O Sporting ainda apresentou uma proposta de duas torres que se estendiam sobre o terminal, mas, de acordo com Leiria Pinto, administrador do Metropolitano «tivemos que recusar, por duas vezes, essa solução por razões de segurança». Perante isto, o Sporting optou pela construção de quatro torres de 10 andares - duas de cada lado da linha do metropolitano, junto ao actual terminal rodoviário -, numa superfície de implantação de 3.1 hectares.

Este projecto carece, no entanto, de duas aprovações da Câmara: por um lado a da aceitação da densidade de construção proposta e, por outro lado, do município ceder o direito de superfície daqueles terrenos. Este última condição foi incluída no protocolo de 1999, embora remetendo acertos definitivos para um «protocolo complementar». E o Metropolitano de Lisboa «exige» que a fase de construção não afecte o seu regular funcionamento.

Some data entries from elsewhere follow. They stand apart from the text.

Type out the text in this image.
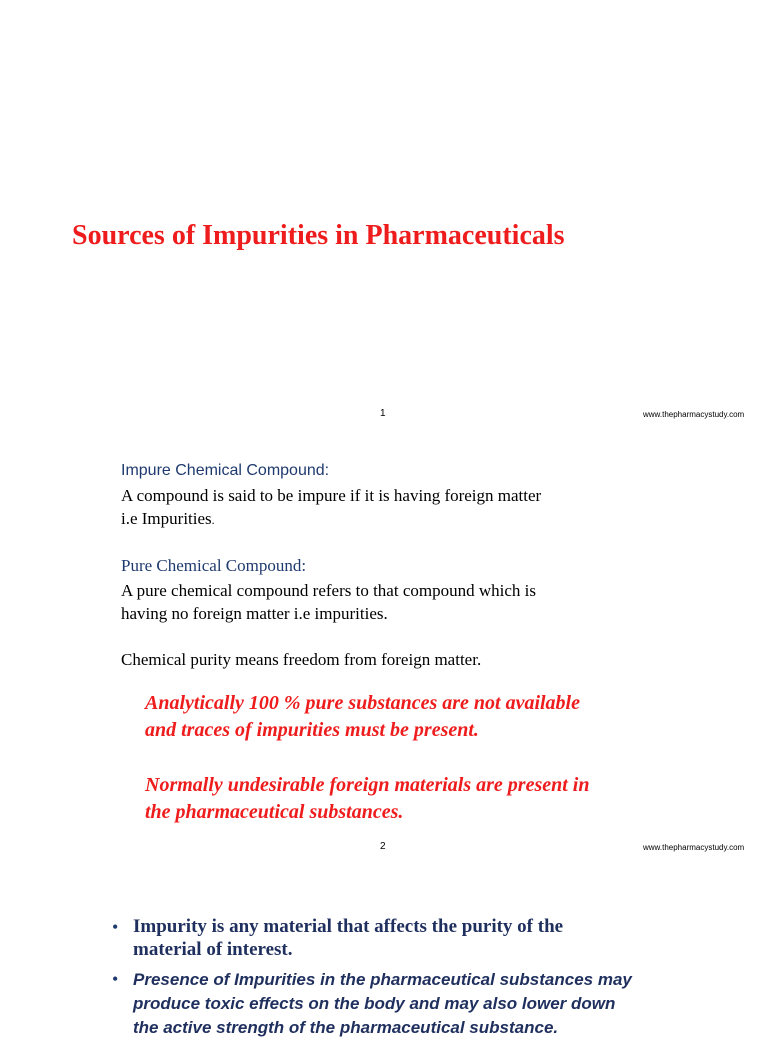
Sources of Impurities in Pharmaceuticals
1	www.thepharmacystudy.com
Impure Chemical Compound:
A compound is said to be impure if it is having foreign matter
i.e Impurities.
Pure Chemical Compound:
A pure chemical compound refers to that compound which is
having no foreign matter i.e impurities.
Chemical purity means freedom from foreign matter.
Analytically 100 % pure substances are not available
and traces of impurities must be present.
Normally undesirable foreign materials are present in
the pharmaceutical substances.
2	www.thepharmacystudy.com
• Impurity is any material that affects the purity of the
material of interest.
• Presence of Impurities in the pharmaceutical substances may
produce toxic effects on the body and may also lower down
the active strength of the pharmaceutical substance.
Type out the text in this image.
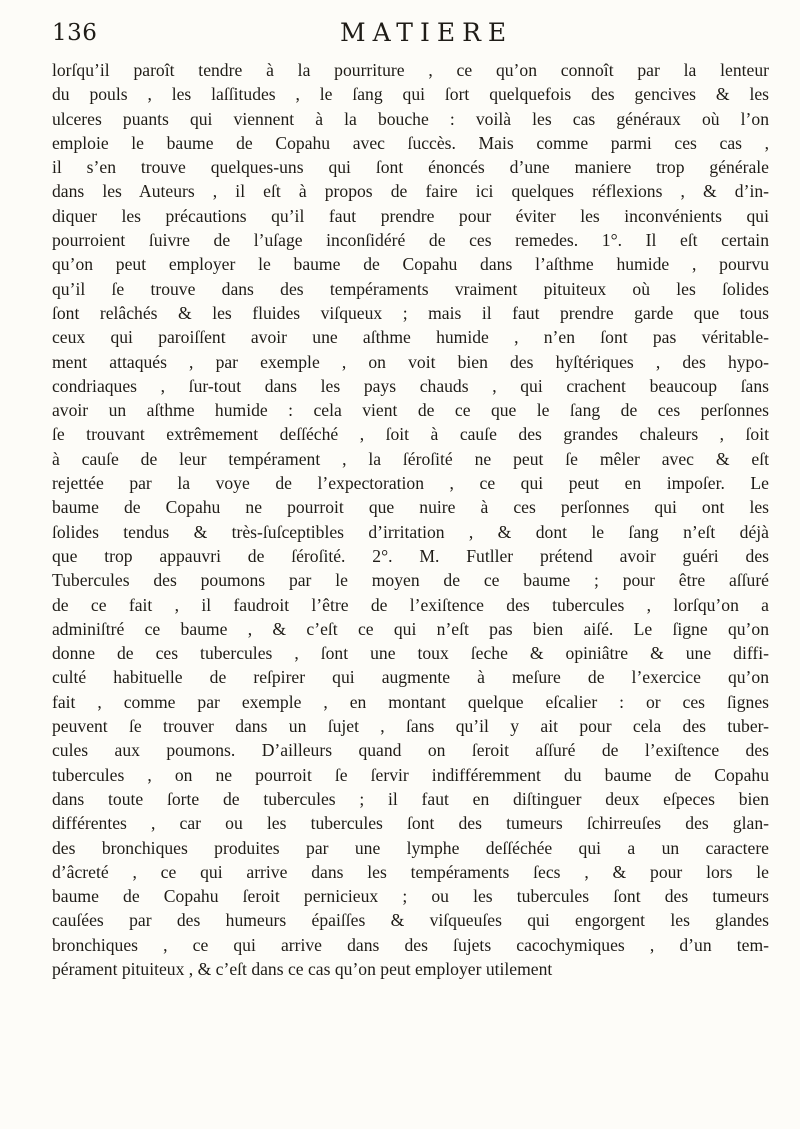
136	MATIERE
lorſqu’il paroît tendre à la pourriture , ce qu’on connoît par la lenteur
du pouls , les laſſitudes , le ſang qui ſort quelquefois des gencives & les
ulceres puants qui viennent à la bouche : voilà les cas généraux où l’on
emploie le baume de Copahu avec ſuccès. Mais comme parmi ces cas ,
il s’en trouve quelques-uns qui ſont énoncés d’une maniere trop générale
dans les Auteurs , il eſt à propos de faire ici quelques réflexions , & d’in-
diquer les précautions qu’il faut prendre pour éviter les inconvénients qui
pourroient ſuivre de l’uſage inconſidéré de ces remedes. 1°. Il eſt certain
qu’on peut employer le baume de Copahu dans l’aſthme humide , pourvu
qu’il ſe trouve dans des tempéraments vraiment pituiteux où les ſolides
ſont relâchés & les fluides viſqueux ; mais il faut prendre garde que tous
ceux qui paroiſſent avoir une aſthme humide , n’en ſont pas véritable-
ment attaqués , par exemple , on voit bien des hyſtériques , des hypo-
condriaques , ſur-tout dans les pays chauds , qui crachent beaucoup ſans
avoir un aſthme humide : cela vient de ce que le ſang de ces perſonnes
ſe trouvant extrêmement deſſéché , ſoit à cauſe des grandes chaleurs , ſoit
à cauſe de leur tempérament , la ſéroſité ne peut ſe mêler avec & eſt
rejettée par la voye de l’expectoration , ce qui peut en impoſer. Le
baume de Copahu ne pourroit que nuire à ces perſonnes qui ont les
ſolides tendus & très-ſuſceptibles d’irritation , & dont le ſang n’eſt déjà
que trop appauvri de ſéroſité. 2°. M. Futller prétend avoir guéri des
Tubercules des poumons par le moyen de ce baume ; pour être aſſuré
de ce fait , il faudroit l’être de l’exiſtence des tubercules , lorſqu’on a
adminiſtré ce baume , & c’eſt ce qui n’eſt pas bien aiſé. Le ſigne qu’on
donne de ces tubercules , ſont une toux ſeche & opiniâtre & une diffi-
culté habituelle de reſpirer qui augmente à meſure de l’exercice qu’on
fait , comme par exemple , en montant quelque eſcalier : or ces ſignes
peuvent ſe trouver dans un ſujet , ſans qu’il y ait pour cela des tuber-
cules aux poumons. D’ailleurs quand on ſeroit aſſuré de l’exiſtence des
tubercules , on ne pourroit ſe ſervir indifféremment du baume de Copahu
dans toute ſorte de tubercules ; il faut en diſtinguer deux eſpeces bien
différentes , car ou les tubercules ſont des tumeurs ſchirreuſes des glan-
des bronchiques produites par une lymphe deſſéchée qui a un caractere
d’âcreté , ce qui arrive dans les tempéraments ſecs , & pour lors le
baume de Copahu ſeroit pernicieux ; ou les tubercules ſont des tumeurs
cauſées par des humeurs épaiſſes & viſqueuſes qui engorgent les glandes
bronchiques , ce qui arrive dans des ſujets cacochymiques , d’un tem-
pérament pituiteux , & c’eſt dans ce cas qu’on peut employer utilement
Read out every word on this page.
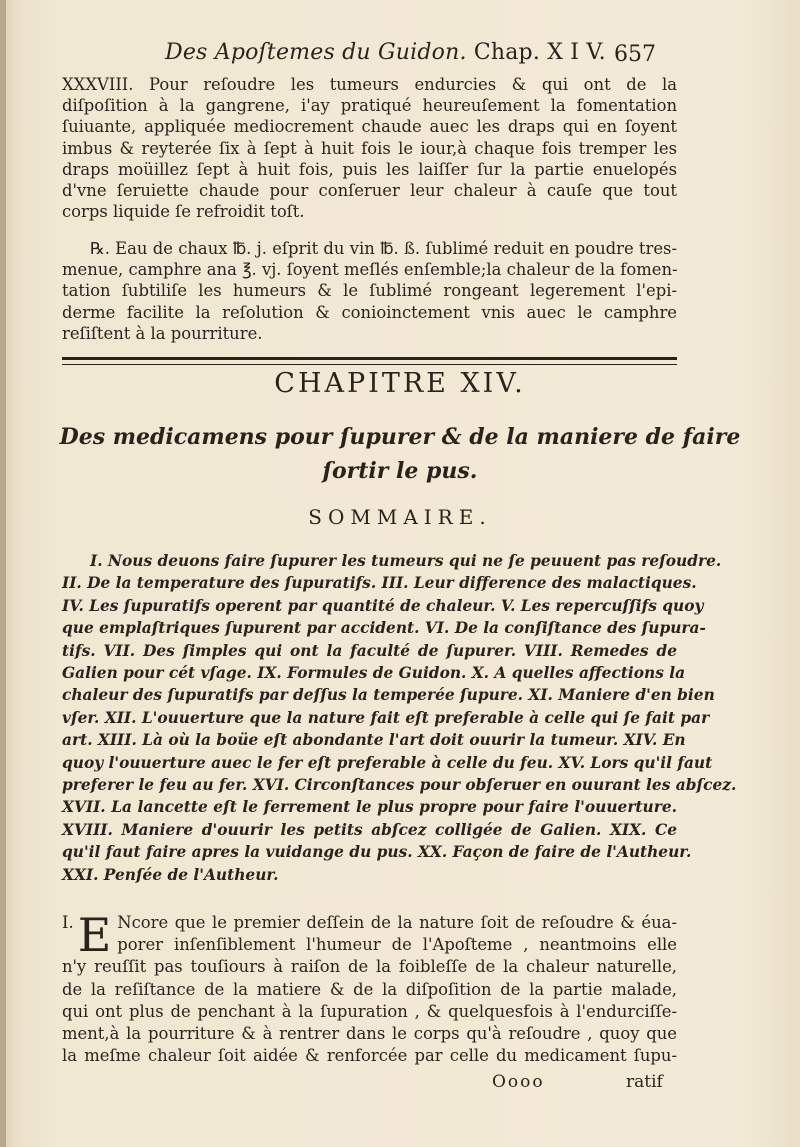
Des Apoſtemes du Guidon. Chap. X I V. 657

XXXVIII. Pour reſoudre les tumeurs endurcies & qui ont de la
diſpoſition à la gangrene, i'ay pratiqué heureuſement la fomentation
ſuiuante, appliquée mediocrement chaude auec les draps qui en ſoyent
imbus & reyterée ſix à ſept à huit fois le iour,à chaque fois tremper les
draps moüillez ſept à huit fois, puis les laiſſer ſur la partie enuelopés
d'vne ſeruiette chaude pour conſeruer leur chaleur à cauſe que tout
corps liquide ſe refroidit toſt.

℞. Eau de chaux ℔. j. eſprit du vin ℔. ß. ſublimé reduit en poudre tres-
menue, camphre ana ℥. vj. ſoyent meſlés enſemble;la chaleur de la fomen-
tation ſubtiliſe les humeurs & le ſublimé rongeant legerement l'epi-
derme facilite la reſolution & conioinctement vnis auec le camphre
reſiſtent à la pourriture.

CHAPITRE XIV.
Des medicamens pour ſupurer & de la maniere de faire
ſortir le pus.
SOMMAIRE.

I. Nous deuons faire ſupurer les tumeurs qui ne ſe peuuent pas reſoudre.
II. De la temperature des ſupuratifs. III. Leur difference des malactiques.
IV. Les ſupuratifs operent par quantité de chaleur. V. Les repercuſſifs quoy
que emplaſtriques ſupurent par accident. VI. De la conſiſtance des ſupura-
tifs. VII. Des ſimples qui ont la faculté de ſupurer. VIII. Remedes de
Galien pour cét vſage. IX. Formules de Guidon. X. A quelles affections la
chaleur des ſupuratifs par deſſus la temperée ſupure. XI. Maniere d'en bien
vſer. XII. L'ouuerture que la nature fait eſt preferable à celle qui ſe fait par
art. XIII. Là où la boüe eſt abondante l'art doit ouurir la tumeur. XIV. En
quoy l'ouuerture auec le fer eſt preferable à celle du feu. XV. Lors qu'il faut
preferer le feu au fer. XVI. Circonſtances pour obſeruer en ouurant les abſcez.
XVII. La lancette eſt le ferrement le plus propre pour faire l'ouuerture.
XVIII. Maniere d'ouurir les petits abſcez colligée de Galien. XIX. Ce
qu'il faut faire apres la vuidange du pus. XX. Façon de faire de l'Autheur.
XXI. Penſée de l'Autheur.

I. E Ncore que le premier deſſein de la nature ſoit de reſoudre & éua-
porer inſenſiblement l'humeur de l'Apoſteme , neantmoins elle
n'y reuſſit pas touſiours à raiſon de la foibleſſe de la chaleur naturelle,
de la reſiſtance de la matiere & de la diſpoſition de la partie malade,
qui ont plus de penchant à la ſupuration , & quelquesfois à l'endurciſſe-
ment,à la pourriture & à rentrer dans le corps qu'à reſoudre , quoy que
la meſme chaleur ſoit aidée & renforcée par celle du medicament ſupu-

Oooo	ratif
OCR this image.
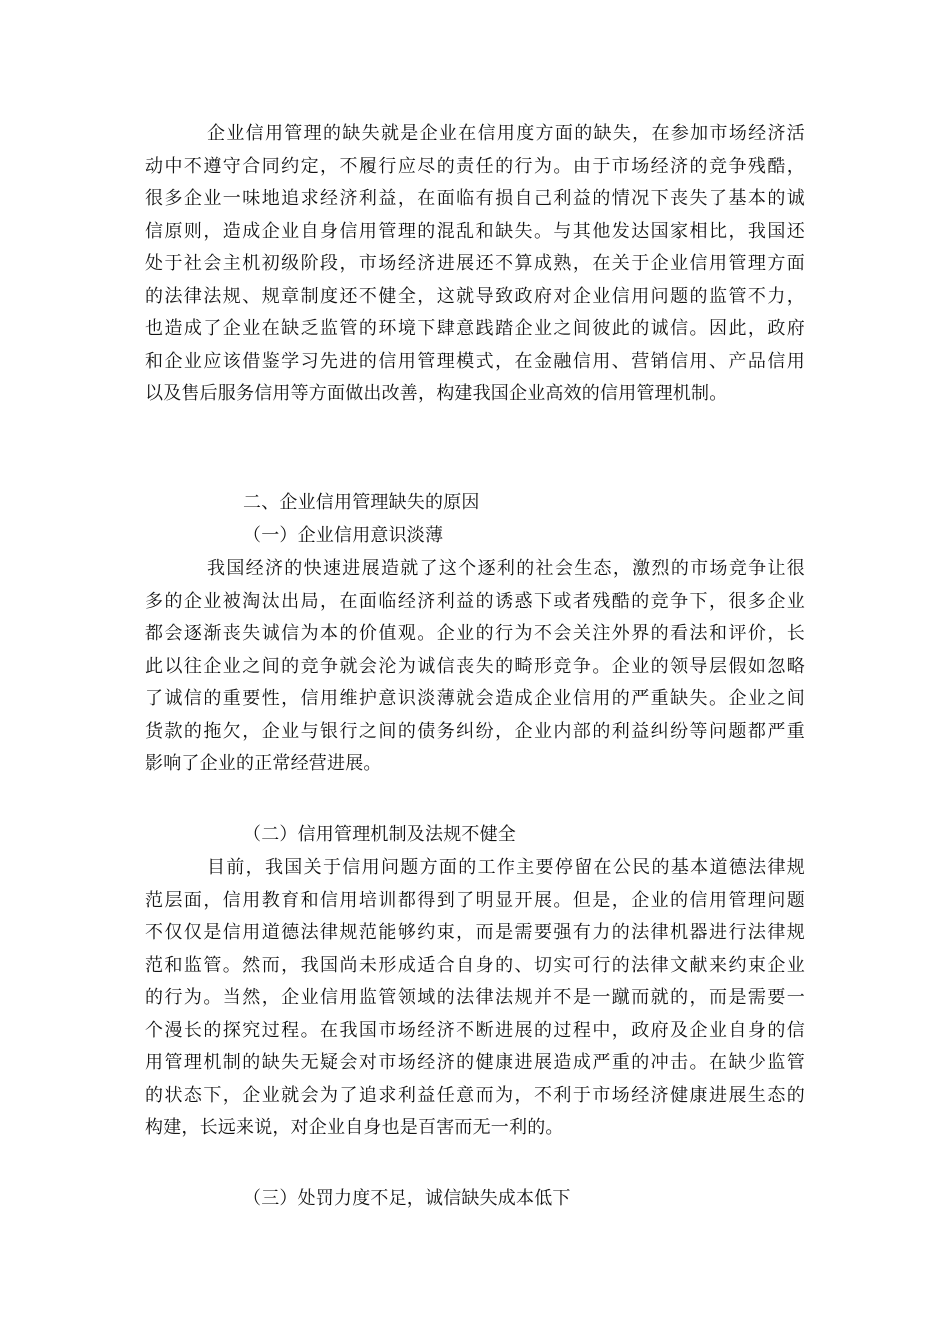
企业信用管理的缺失就是企业在信用度方面的缺失，在参加市场经济活
动中不遵守合同约定，不履行应尽的责任的行为。由于市场经济的竞争残酷，
很多企业一味地追求经济利益，在面临有损自己利益的情况下丧失了基本的诚
信原则，造成企业自身信用管理的混乱和缺失。与其他发达国家相比，我国还
处于社会主机初级阶段，市场经济进展还不算成熟，在关于企业信用管理方面
的法律法规、规章制度还不健全，这就导致政府对企业信用问题的监管不力，
也造成了企业在缺乏监管的环境下肆意践踏企业之间彼此的诚信。因此，政府
和企业应该借鉴学习先进的信用管理模式，在金融信用、营销信用、产品信用
以及售后服务信用等方面做出改善，构建我国企业高效的信用管理机制。

二、企业信用管理缺失的原因
（一）企业信用意识淡薄

我国经济的快速进展造就了这个逐利的社会生态，激烈的市场竞争让很
多的企业被淘汰出局，在面临经济利益的诱惑下或者残酷的竞争下，很多企业
都会逐渐丧失诚信为本的价值观。企业的行为不会关注外界的看法和评价，长
此以往企业之间的竞争就会沦为诚信丧失的畸形竞争。企业的领导层假如忽略
了诚信的重要性，信用维护意识淡薄就会造成企业信用的严重缺失。企业之间
货款的拖欠，企业与银行之间的债务纠纷，企业内部的利益纠纷等问题都严重
影响了企业的正常经营进展。

（二）信用管理机制及法规不健全

目前，我国关于信用问题方面的工作主要停留在公民的基本道德法律规
范层面，信用教育和信用培训都得到了明显开展。但是，企业的信用管理问题
不仅仅是信用道德法律规范能够约束，而是需要强有力的法律机器进行法律规
范和监管。然而，我国尚未形成适合自身的、切实可行的法律文献来约束企业
的行为。当然，企业信用监管领域的法律法规并不是一蹴而就的，而是需要一
个漫长的探究过程。在我国市场经济不断进展的过程中，政府及企业自身的信
用管理机制的缺失无疑会对市场经济的健康进展造成严重的冲击。在缺少监管
的状态下，企业就会为了追求利益任意而为，不利于市场经济健康进展生态的
构建，长远来说，对企业自身也是百害而无一利的。

（三）处罚力度不足，诚信缺失成本低下
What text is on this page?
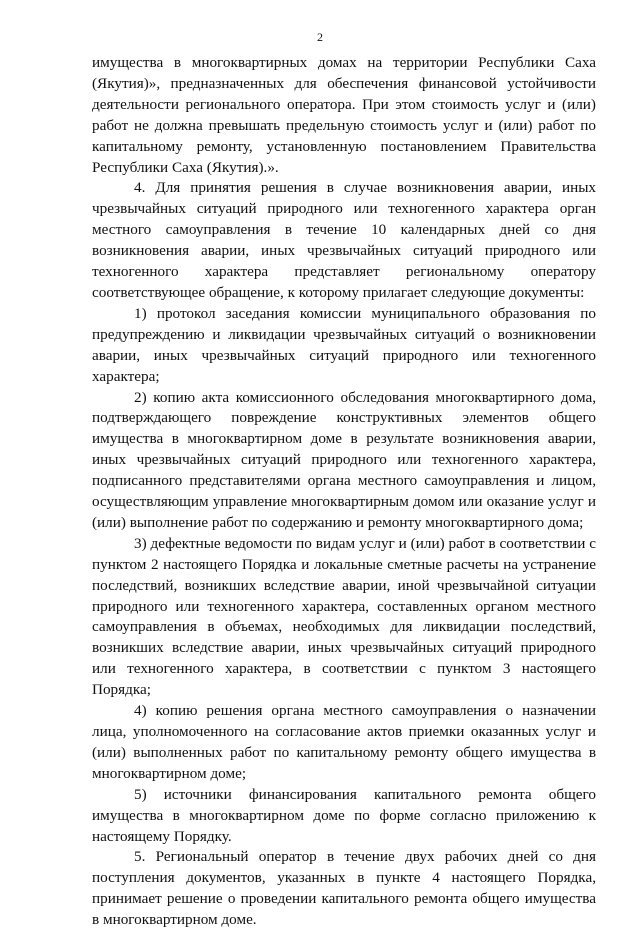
2

имущества в многоквартирных домах на территории Республики Саха (Якутия)», предназначенных для обеспечения финансовой устойчивости деятельности регионального оператора. При этом стоимость услуг и (или) работ не должна превышать предельную стоимость услуг и (или) работ по капитальному ремонту, установленную постановлением Правительства Республики Саха (Якутия).».

4. Для принятия решения в случае возникновения аварии, иных чрезвычайных ситуаций природного или техногенного характера орган местного самоуправления в течение 10 календарных дней со дня возникновения аварии, иных чрезвычайных ситуаций природного или техногенного характера представляет региональному оператору соответствующее обращение, к которому прилагает следующие документы:

1) протокол заседания комиссии муниципального образования по предупреждению и ликвидации чрезвычайных ситуаций о возникновении аварии, иных чрезвычайных ситуаций природного или техногенного характера;

2) копию акта комиссионного обследования многоквартирного дома, подтверждающего повреждение конструктивных элементов общего имущества в многоквартирном доме в результате возникновения аварии, иных чрезвычайных ситуаций природного или техногенного характера, подписанного представителями органа местного самоуправления и лицом, осуществляющим управление многоквартирным домом или оказание услуг и (или) выполнение работ по содержанию и ремонту многоквартирного дома;

3) дефектные ведомости по видам услуг и (или) работ в соответствии с пунктом 2 настоящего Порядка и локальные сметные расчеты на устранение последствий, возникших вследствие аварии, иной чрезвычайной ситуации природного или техногенного характера, составленных органом местного самоуправления в объемах, необходимых для ликвидации последствий, возникших вследствие аварии, иных чрезвычайных ситуаций природного или техногенного характера, в соответствии с пунктом 3 настоящего Порядка;

4) копию решения органа местного самоуправления о назначении лица, уполномоченного на согласование актов приемки оказанных услуг и (или) выполненных работ по капитальному ремонту общего имущества в многоквартирном доме;

5) источники финансирования капитального ремонта общего имущества в многоквартирном доме по форме согласно приложению к настоящему Порядку.

5. Региональный оператор в течение двух рабочих дней со дня поступления документов, указанных в пункте 4 настоящего Порядка, принимает решение о проведении капитального ремонта общего имущества в многоквартирном доме.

Para Luís Adão e Silva, administrador da SAD leonina, a «Câmara não deve fazer mais que cumprir o que já foi previsto tanto no PDM como no protocolo de 99». Luís Adão e Silva sublinha que «tudo foi planeado atempadamente e não desrespeitamos nenhuma das condições».

Embora não seja «indispensável», este administrador, reconhece que estas torres são «importantes» para a «fatia» de 3,8 milhões de contos que o Sporting vai buscar ao projecto urbanístico, para constituir o «bolo» dos 10 milhões de contos de capitais próprios para o pagamento do novo estádio. Neste momento, o plano de pormenor está a ser apreciado pelos serviços da autarquia.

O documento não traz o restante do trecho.